Jake smiled to reassure him. “You’ve come a long way, I imagine.”
“Yes sir,” Grover Whalen said. “Fort Benning.” He stood now in the hollow coolness of the entrance hall, cap in hand, silver bar gleaming on one collar point and crossed infantry rifles on the other. Jake noticed the beads of sweat on his forehead, the wet splotches under his armpits. He looked past him at the vacant front yard.
“Did you walk all the way out here?”
“Yes sir. It’s not far, really. They gave me directions at the funeral home.”
“Not far,” Jake repeated. “I walk it twice a day myself, back and forth. But you’ve got a limp.”
“Nothing much,” he said, and Jake noticed then the semicircular RANGER patch on his left shoulder next to the seam.

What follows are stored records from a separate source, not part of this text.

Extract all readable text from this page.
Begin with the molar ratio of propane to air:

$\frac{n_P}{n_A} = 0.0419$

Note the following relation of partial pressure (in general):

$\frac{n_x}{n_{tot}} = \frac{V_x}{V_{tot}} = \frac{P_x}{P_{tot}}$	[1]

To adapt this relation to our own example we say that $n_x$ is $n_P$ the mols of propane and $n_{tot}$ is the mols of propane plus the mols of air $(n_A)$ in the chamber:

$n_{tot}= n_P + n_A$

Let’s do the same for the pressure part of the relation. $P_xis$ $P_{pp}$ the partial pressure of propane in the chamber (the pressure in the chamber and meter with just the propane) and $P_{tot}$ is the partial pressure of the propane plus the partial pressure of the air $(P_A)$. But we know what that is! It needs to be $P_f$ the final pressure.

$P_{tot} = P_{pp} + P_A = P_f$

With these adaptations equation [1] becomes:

“Well, come on in,” Jake said, pulling him farther into the house. “Have a seat in here” — he directed him toward the parlor — “and I’ll get my wife and Henry’s wife.” Whalen sat down in the wing-backed chair next to the fireplace while Jake went upstairs and fetched Pastine and Francine. Whalen was looking at Captain Finley Tibbetts’s sword, hanging above the fireplace in its gleaming silver scabbard, when they entered.
He stood. “Ma’am,” he said to both the women.
“Lieutenant Grover Whalen,” Jake said. “Come from Fort Benning.”
There was a brief bad moment for Pastine, seeing a tall young man in uniform there in her parlor. Jake could see her eyes go soft and he thought for a moment she might let go of her terrible control. But then she squared away her jaw and crossed the parlor to Lieutenant Whalen and gave him her hand. “Thank you for coming,” she said. “it means a lot to us.” Jake could see, too, the relief in Grover Whalen’s eyes as he realized that these people had a handle on themselves, that it would not be a messy business. “And this is Francine,” she said. “Henry’s wife.”